Its most unusual room is underground, down a few dark steps past the prison cells. The room is deep and humid, with a single source of light contributing to its mystery. On a few stones, you can still see the carved stamps left by the stonemasons of the Middle Ages, a sort of signature of their work. Near the entrance, in case you're not convinced of its original purpose, are heavy chains cemented into the wall.

Before it was a prison, however, it was probably a warehouse, possibly for wools and cloth from Spain, on the way to the rest of Europe

But why is it called the Bishops' Prison?

This probably dates back to the great East-West schism of the Christian church that split the papacy in two between Rome and Avignon, but no one really knows how the name came about.
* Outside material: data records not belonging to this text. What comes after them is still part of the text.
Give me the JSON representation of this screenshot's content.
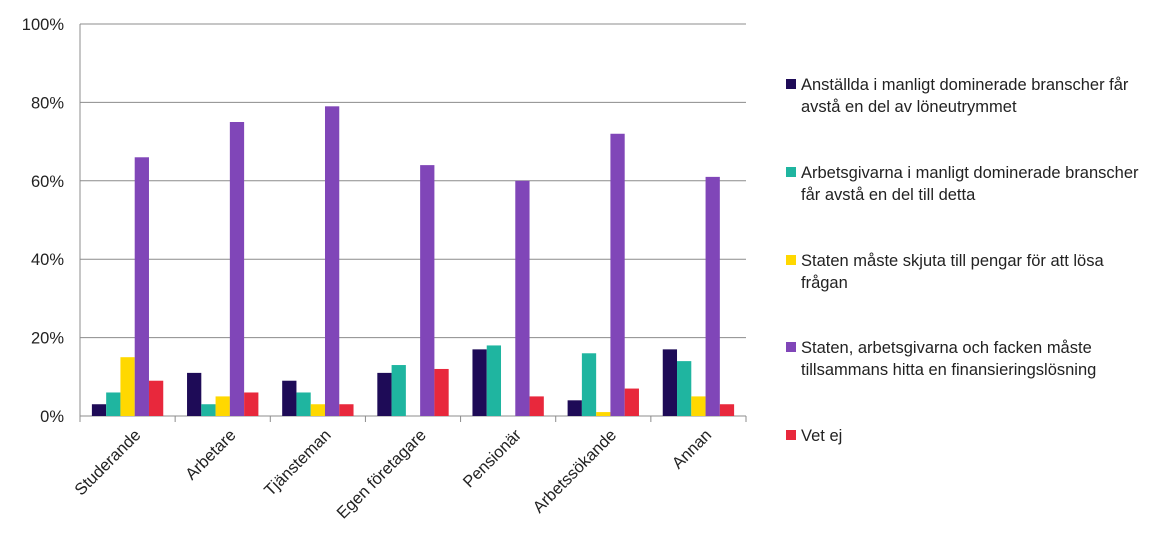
{
  "chart_data": {
    "type": "bar",
    "categories": [
      "Studerande",
      "Arbetare",
      "Tjänsteman",
      "Egen företagare",
      "Pensionär",
      "Arbetssökande",
      "Annan"
    ],
    "y_ticks": [
      "0%",
      "20%",
      "40%",
      "60%",
      "80%",
      "100%"
    ],
    "ylim": [
      0,
      100
    ],
    "grid": true,
    "legend_position": "right",
    "series": [
      {
        "name": "Anställda i manligt dominerade branscher får avstå en del av löneutrymmet",
        "color": "#1e0b57",
        "values": [
          3,
          11,
          9,
          11,
          17,
          4,
          17
        ]
      },
      {
        "name": "Arbetsgivarna i manligt dominerade branscher får avstå en del till detta",
        "color": "#1fb5a0",
        "values": [
          6,
          3,
          6,
          13,
          18,
          16,
          14
        ]
      },
      {
        "name": "Staten måste skjuta till pengar för att lösa frågan",
        "color": "#ffd800",
        "values": [
          15,
          5,
          3,
          0,
          0,
          1,
          5
        ]
      },
      {
        "name": "Staten, arbetsgivarna och facken måste tillsammans hitta en finansieringslösning",
        "color": "#8046b8",
        "values": [
          66,
          75,
          79,
          64,
          60,
          72,
          61
        ]
      },
      {
        "name": "Vet ej",
        "color": "#e8283c",
        "values": [
          9,
          6,
          3,
          12,
          5,
          7,
          3
        ]
      }
    ]
  }
}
Perhaps some warring bishops went a little too far...

Today, of course, it is a protected historical monument and a museum, which opens into a guard room and prison cells. Up the narrow stairs is a cavernous vaulted medieval room.
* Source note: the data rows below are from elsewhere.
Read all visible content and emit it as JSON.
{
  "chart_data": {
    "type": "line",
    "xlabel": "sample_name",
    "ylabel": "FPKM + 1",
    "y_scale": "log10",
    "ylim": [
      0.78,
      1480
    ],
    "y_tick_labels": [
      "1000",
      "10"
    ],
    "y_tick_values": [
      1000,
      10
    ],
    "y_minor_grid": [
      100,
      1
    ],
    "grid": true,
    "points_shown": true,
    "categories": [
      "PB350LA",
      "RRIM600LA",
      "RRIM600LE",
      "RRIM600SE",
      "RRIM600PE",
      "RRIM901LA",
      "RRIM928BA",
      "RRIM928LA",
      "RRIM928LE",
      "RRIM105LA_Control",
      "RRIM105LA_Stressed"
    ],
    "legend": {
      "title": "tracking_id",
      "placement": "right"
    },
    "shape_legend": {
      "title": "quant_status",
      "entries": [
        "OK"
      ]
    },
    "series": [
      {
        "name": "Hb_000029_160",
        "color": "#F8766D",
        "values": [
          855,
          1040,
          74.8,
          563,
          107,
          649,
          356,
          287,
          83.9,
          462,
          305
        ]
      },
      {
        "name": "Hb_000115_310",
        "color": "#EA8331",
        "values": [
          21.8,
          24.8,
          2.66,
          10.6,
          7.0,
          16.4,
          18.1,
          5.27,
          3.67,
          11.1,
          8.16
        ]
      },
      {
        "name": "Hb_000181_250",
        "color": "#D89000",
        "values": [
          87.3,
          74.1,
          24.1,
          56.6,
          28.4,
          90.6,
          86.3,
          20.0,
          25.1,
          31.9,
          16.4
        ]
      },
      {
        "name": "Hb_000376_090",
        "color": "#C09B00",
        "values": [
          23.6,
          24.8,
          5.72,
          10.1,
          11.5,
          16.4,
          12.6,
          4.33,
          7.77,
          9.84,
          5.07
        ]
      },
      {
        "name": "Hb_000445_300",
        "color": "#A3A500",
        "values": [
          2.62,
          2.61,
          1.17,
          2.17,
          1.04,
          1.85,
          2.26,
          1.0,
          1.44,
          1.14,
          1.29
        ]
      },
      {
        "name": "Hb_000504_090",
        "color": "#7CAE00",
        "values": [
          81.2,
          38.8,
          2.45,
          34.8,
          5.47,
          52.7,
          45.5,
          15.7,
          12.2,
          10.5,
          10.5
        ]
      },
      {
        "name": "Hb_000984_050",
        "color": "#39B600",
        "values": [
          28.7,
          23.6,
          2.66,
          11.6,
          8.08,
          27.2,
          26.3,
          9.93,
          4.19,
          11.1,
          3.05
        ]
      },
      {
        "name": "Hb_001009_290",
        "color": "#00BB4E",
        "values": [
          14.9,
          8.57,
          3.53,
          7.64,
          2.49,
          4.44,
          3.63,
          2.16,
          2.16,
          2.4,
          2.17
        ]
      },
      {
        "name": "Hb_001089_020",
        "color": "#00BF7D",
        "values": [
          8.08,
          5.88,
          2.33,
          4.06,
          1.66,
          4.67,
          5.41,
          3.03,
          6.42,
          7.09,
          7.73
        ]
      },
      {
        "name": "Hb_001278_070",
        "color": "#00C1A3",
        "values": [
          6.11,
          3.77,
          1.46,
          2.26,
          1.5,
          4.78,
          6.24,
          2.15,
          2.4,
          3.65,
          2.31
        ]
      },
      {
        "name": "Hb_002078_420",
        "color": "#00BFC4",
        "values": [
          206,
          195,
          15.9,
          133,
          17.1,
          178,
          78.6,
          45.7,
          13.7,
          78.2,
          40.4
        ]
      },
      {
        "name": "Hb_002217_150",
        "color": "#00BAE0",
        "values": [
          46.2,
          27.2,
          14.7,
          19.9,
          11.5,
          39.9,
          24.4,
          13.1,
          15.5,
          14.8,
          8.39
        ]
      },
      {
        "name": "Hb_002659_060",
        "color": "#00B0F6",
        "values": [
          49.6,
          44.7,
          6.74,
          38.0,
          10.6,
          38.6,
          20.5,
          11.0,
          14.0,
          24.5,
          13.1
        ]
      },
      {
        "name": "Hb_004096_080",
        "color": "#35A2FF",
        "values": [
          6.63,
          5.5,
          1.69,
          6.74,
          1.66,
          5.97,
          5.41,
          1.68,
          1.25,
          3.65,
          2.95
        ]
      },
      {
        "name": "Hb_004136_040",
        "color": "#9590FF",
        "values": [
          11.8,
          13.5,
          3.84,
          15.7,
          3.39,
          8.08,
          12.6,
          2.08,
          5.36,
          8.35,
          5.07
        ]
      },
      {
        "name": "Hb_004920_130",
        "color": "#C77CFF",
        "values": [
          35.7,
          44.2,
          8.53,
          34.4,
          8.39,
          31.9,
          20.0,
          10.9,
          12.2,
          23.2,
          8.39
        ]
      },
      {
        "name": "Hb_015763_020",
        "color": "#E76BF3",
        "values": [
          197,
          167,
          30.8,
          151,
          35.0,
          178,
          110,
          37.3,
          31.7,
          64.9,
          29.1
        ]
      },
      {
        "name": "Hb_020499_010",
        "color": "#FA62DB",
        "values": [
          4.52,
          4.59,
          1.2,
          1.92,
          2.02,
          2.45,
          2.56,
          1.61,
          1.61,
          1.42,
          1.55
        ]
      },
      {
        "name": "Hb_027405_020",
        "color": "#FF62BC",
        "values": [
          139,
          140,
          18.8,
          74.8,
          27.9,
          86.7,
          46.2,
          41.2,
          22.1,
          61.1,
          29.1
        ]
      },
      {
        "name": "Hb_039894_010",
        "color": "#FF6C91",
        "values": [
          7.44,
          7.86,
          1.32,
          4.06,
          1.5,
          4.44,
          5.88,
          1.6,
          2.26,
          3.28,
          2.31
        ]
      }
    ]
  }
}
Book your accommodation in Saint-Jean-Pied-de-Port

 Aldudes Valley - back to food!

Pushing further into the mountains is a delightful valley beyond which lies Spain.
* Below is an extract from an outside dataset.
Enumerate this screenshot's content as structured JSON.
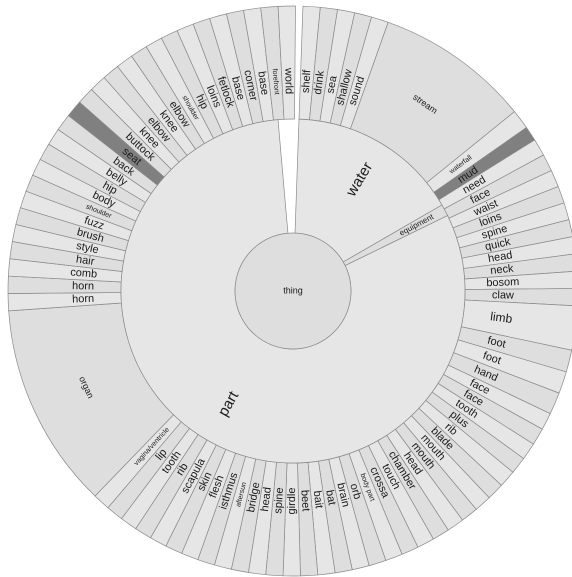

One thing I did notice here is that the tourists who do make it to this valley are either French, or Basque, or Spanish. So if you're looking for English-speaking facilities, you'll have to rely on your phrasebook or a translation app. On the other hand, people here are friendly and welcoming so language shouldn't be an issue... Most of the websites are in French too, but that's why you have Google Translate, right?

Urepel Valley, where nature still has the upper hand (Photo Harrieta171 - Own work, CC BY-SA 3.0)

A day driving around the Valley of the Aldudes will be a gentle change, as you push into higher mountains from the hilly interior you've just left. You're now in an area so rural few tourists make it this far. And I fell in love with it. 

Here's how I would visit the area: start in Saint-Jean-Pied-de-Port > Saint-Etienne de Baïgorry > Banca > Aldudes > Urepel. And then head back. You could cross the border into Spain but the road gets narrower as you advance, so unless you plan to push forward and return to France a different way, I'd stop in Urepel. In any case you'll have plenty to do, most of it food-related. 

And if you're keen on hiking in the region (well worth it), here's a list of the best Aldudes Valley hikes (in French).

Villages high up in the Aldudes Valley

Saint-Etienne de Baïgorry

This village is the gateway to the Valley of the Aldudes, a typical Basque village with a lovely main square, an interesting church, a Roman stone bridge and yes, a chateau. There are plenty of hikes that loop out from the church so if you're in a hiking mood...

Banca (or Banka)

You'll miss it if you close your eyes but the reason you're here is for the trout farm, which supplies many of France's best restaurants. Banca is also a nice place to stop for lunch (and you may be getting hungry by now, especially if you've already been hiking).

Aldudes

This village, which stretches along the Nive River, is equally tiny but you're here for a quick stop to sample Pierre Oteiza's regional products. You've probably seen his shops throughout the Basque country. Oteiza is famous for Basque kintoa pork — and for helping save it.

In the 1980s, the kintoa pig had all but disappeared until a group of local farmers and entrepreneurs, Oteiza included, made a conscious decision to save it. Today, the race is healthy and the kintoa 'appellation', or name, is protected by law. It also happens to be delicious.

Find out all about this special breed of pig at Pierre Oteiza's farm (Courtesy tourisme64.com)

Urepel

The village is another great jumping off point for local hikes but of at least equal interest is the cheese-making factory, the Fromagerie d'Urepel, which still produces traditional raw sheep's milk cheeses, which you can taste if you visit the Fromagerie.

Wherever you go in this unique land, you'll be fascinated, delighted or both, whether for a week or for a weekend. You'll eat great food, bask in gorgeous landscape, and learn about a unique history and legends you probably didn't know about.

One thing you won't be feeling again is confusion about whether the Basque country is in Spain or France – it is in both.